Look, I get it. You don’t want Jason Bay to play for the Mets anymore.
It makes sense. Jason Bay, since returning from the disabled list on June 8, has posted a slash line, in 69 plate appearances of .095/.174/.190. To put that in perspective, Ike Davis didn’t have a stretch nearly as bad in his first two months of struggles. That’s a .364 OPS, which is lower than the season OPS marks of Jonathon Niese, Dillon Gee, Chris Young and R.A. Dickey. And Jason Bay, it must be said, hasn’t turned in a quality start all season.
Bay is owed $16 million this year. He’ll get $19 million next year, with a $16 million salary and $3 million buyout of his 2014 option, which the Mets obviously won’t pick up. It vests automatically if he gets 600 plate appearances next year, which is also obviously not happening unless Bay is reborn on the field.
So a team will be picking up approximately six million in salary this year, $19 million next year, or $25 million in total, for the guy who cannot hit at the level of a major league pitcher right now. Which is to say, no team will be doing that.
Ah, but Josh Beckett! He’s struggling. His ERA has ballooned from 2.89 last tear to 4.57 this year. His strikeouts are down from 8.2/9 to 6.8/9. There’s danger everywhere you look in his perfomance. And he’s not only owed the remainder of his $15.75 million this year, but $15.75 million next year and $15.75 million in 2014. That’s even more than the Mets owe Jason Bay! It’s effectively $37 million.
So would Boston make that swap to save $12 million? Highly unlikely. Can the Mets add $12 million in salary obligation right now?
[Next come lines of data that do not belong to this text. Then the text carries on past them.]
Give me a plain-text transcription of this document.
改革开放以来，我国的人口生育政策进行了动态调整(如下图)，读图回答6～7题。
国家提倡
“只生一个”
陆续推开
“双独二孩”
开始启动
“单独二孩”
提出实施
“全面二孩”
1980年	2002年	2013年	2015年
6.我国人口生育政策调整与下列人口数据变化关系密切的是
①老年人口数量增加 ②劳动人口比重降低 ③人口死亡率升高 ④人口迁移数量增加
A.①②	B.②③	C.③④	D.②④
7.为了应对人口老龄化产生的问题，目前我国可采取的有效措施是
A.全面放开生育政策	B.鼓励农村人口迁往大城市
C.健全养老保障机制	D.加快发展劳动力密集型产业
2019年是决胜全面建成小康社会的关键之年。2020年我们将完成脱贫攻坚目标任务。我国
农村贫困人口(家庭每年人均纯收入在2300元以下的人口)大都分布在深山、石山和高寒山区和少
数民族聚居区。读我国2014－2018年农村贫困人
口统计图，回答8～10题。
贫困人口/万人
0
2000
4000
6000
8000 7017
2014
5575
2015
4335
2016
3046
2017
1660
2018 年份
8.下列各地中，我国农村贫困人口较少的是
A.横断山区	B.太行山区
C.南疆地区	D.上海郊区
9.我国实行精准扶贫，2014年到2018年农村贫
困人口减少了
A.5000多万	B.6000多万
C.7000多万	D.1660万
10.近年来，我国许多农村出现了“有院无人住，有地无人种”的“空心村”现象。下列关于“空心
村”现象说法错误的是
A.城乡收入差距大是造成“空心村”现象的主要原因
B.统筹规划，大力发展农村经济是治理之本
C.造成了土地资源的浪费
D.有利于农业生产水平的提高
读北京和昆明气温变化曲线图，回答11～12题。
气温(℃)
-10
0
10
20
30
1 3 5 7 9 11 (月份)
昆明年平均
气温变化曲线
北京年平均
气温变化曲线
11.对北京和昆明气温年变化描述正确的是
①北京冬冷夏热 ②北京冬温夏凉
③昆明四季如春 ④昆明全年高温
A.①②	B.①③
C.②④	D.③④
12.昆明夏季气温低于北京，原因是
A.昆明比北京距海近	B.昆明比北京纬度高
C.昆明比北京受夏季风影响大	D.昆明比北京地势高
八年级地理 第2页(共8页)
Highly unlikely. Can the Mets take on more of Bay’s money to bring Beckett into the fold? Even unlikelier. Would Josh Beckett waive his right to dictate where he’d be dealt, as a player with 10-and-5 rights, to join the Mets? Unlikely, but it doesn’t matter, because of the previous answers in this very paragraph.
Sorry, this doesn’t look like it is happening. And a really handy guide to Jason Bay trades going forward is this:
Either the Mets take someone making as much money as Jason Bay, but not performing as well back. Or else the trade isn’t happening. And no one is making as much money as Jason Bay while performing worse. That’s the sad reality.
The Mets might cut their losses and release Jason Bay. Jason Bay might retire. These are things in the realm of the plausible.
Jason Bay isn’t getting traded. Especially not for someone useful, like Josh Beckett.